• Articolo , 23 marzo 2011
  • Rinnovabili, Ass. Guccinelli: “Modificare il decreto rinnovabili per evitare pesanti ripercussioni alle imprese”

  • “Il Governo deve modificare al più presto il decreto sulle energie rinnovabili approvato il 3 marzo scorso se non si vuole bloccare lo sviluppo del settore, provocando un duro colpo all’economia”. È il grido d’allarme lanciato quest’oggi dall’assessore regionale allo sviluppo economico e all’energia, Renzo Guccinelli insieme al presidente di Confindustria Genova, Giovanni Calvini, al […]
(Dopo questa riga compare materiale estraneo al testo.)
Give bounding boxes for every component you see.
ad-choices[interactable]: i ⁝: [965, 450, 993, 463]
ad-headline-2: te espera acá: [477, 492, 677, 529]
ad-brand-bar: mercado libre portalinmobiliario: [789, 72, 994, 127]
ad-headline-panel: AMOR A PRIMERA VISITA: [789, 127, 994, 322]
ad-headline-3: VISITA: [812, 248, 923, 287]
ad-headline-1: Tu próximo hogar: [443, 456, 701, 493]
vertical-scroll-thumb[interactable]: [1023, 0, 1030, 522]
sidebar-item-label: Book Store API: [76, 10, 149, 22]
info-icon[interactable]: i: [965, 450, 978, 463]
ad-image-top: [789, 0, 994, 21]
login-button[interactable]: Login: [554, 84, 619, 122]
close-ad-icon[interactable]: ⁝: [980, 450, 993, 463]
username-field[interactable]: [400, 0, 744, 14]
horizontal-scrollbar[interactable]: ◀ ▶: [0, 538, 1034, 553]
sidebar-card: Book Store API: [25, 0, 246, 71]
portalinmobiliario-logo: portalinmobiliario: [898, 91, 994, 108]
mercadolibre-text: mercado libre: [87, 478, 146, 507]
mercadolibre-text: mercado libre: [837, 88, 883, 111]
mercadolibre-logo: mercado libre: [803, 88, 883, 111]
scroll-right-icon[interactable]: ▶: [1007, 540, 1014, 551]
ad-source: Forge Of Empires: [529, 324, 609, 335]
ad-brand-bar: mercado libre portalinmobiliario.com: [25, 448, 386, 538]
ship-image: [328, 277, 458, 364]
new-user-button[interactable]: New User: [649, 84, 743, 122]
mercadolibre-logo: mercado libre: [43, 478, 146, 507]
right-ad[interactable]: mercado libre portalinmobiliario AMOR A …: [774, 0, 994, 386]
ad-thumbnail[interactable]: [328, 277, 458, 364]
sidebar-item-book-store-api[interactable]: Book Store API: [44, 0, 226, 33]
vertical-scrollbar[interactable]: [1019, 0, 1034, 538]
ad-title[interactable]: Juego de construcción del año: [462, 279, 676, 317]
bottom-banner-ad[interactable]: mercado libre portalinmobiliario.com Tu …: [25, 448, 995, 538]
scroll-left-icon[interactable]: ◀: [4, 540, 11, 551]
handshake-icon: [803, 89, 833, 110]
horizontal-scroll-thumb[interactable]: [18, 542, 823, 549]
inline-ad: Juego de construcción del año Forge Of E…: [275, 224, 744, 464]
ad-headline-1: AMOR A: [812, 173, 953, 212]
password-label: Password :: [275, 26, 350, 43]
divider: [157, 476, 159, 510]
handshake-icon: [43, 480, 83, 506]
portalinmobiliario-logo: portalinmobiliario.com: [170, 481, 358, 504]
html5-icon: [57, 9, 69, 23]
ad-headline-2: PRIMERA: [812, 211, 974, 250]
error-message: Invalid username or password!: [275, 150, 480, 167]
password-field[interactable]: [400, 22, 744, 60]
“Il Governo deve modificare al più presto il decreto sulle energie rinnovabili approvato il 3 marzo scorso se non si vuole bloccare lo sviluppo del settore, provocando un duro colpo all’economia”. È il grido d’allarme lanciato quest’oggi dall’assessore regionale allo sviluppo economico e all’energia, Renzo Guccinelli insieme al presidente di Confindustria Genova, Giovanni Calvini, al vicepresidente e ad di Ferrania Solis, Stefano Messina e Ernesto Salamoni, a Marco Merli, presidente regionale CNA Liguria, Anna Alfano, presidente Confartigianato Energie e all’imprenditore spezzino Felice Paredi. “Ad agosto 2011 – continua Guccinelli – era stato fatto un piano incentivi per l’installazione del fotovoltaico che aveva una durata fino al 2013 e sulla base di questo piano tante famiglie e imprese hanno fatto scelte di investimento. Oggi il Governo ci dice, a partita già iniziata, che le regole non sono più quelle e che potranno godere di incentivi solo coloro che attiveranno gli impianti entro il 31 maggio di quest’anno, dopo non si sa cosa succederà”. Tutto questo mentre la commissione europea presenta un piano che prevede di portare dal 20% al 25% la riduzione delle emissioni di gas serra nel 2020. “Il primo effetto di questo blocco –prosegue l’assessore regionale allo sviluppo economico – è stato che le banche hanno completamente sospeso ogni forma di finanziamento e ogni erogazione di credito nei confronti dei nuovi impianti fotovoltaici, assestando un duro colpo ad un settore che tirava”. La preoccupazione della Regione riguarda tutte le imprese di fotovoltaico in Liguria e in particolare la più grande, Ferrania Solis. “Abbiamo saputo – ha ribadito Guccinelli – che Ferrania Solis subirà un rallentamento pesantissimo, che ci sarà minor produzione e minor occupazione”. Il vicepresidente, Stefano Messina ha confermato che possono aspettare ancora quindici giorni, al massimo un mese, prima di ricorrere alla cassa integrazione. Se entro tale termine il Governo non avrà corretto il decreto sulle fonti rinnovabili Ferrania Solis potrebbe essere costretta ad assumere provvedimenti drammatici. E questo nonostante un piano di sviluppo assunto dall’azienda di Cairo Montenotte che prevedeva di passare dai 102 dipendenti nel 2011 a 121 nel 2012 e da un fatturato di 43 milioni nel 2011 a 93 milioni di euro nel 2012, per una capacità produttiva che da 25 MW nel 2011 sarebbe passata a 60 MW nel 2012.

Da alcuni dati di Confartigianato sono 2.400 le imprese liguri potenzialmente interessate dalle modifiche apportate dal Governo al decreto legislativo sulle fonti rinnovabili. La fetta maggiore delle imprese della filiera delle rinnovabili è costituita dagli installatori dei pannelli fotovoltaici (2.317), dai fabbricanti dei pannelli (33), dai produttori di energia elettrica (23), dalle imprese che lavorano le biomasse (23) e dai produttori di turbine eoliche. Tra il 2009 e il 2010 in Liguria sono nate 55 nuove imprese della filiera delle rinnovabili, facendo registrare una crescita del 2,3%.

“Nel 2020 – continua Guccinelli l’Italia doveva arrivare a 8.000 MW di installato a fronte dei 58.000 della Germania. Un ritardo enorme di fronte al quale servono certezze per questo chiediamo al Governo una profonda modifica del decreto in grado di consolidare un processo di crescita della green economy come ci chiede anche l’Europa e solo dopo, eventualmente ridurre il regime degli incentivi”. Discontinuità rispetto al programma del Governo è stata chiesta anche dal presidente di Confindustria Liguria, Giovanni Calvini “per non creare problemi a tante aziende che hanno fatto investimenti e per raggiungere gli obiettivi prefissati per il 2020, di produrre cioè energia, per il 17%, da fondi rinnovabili”.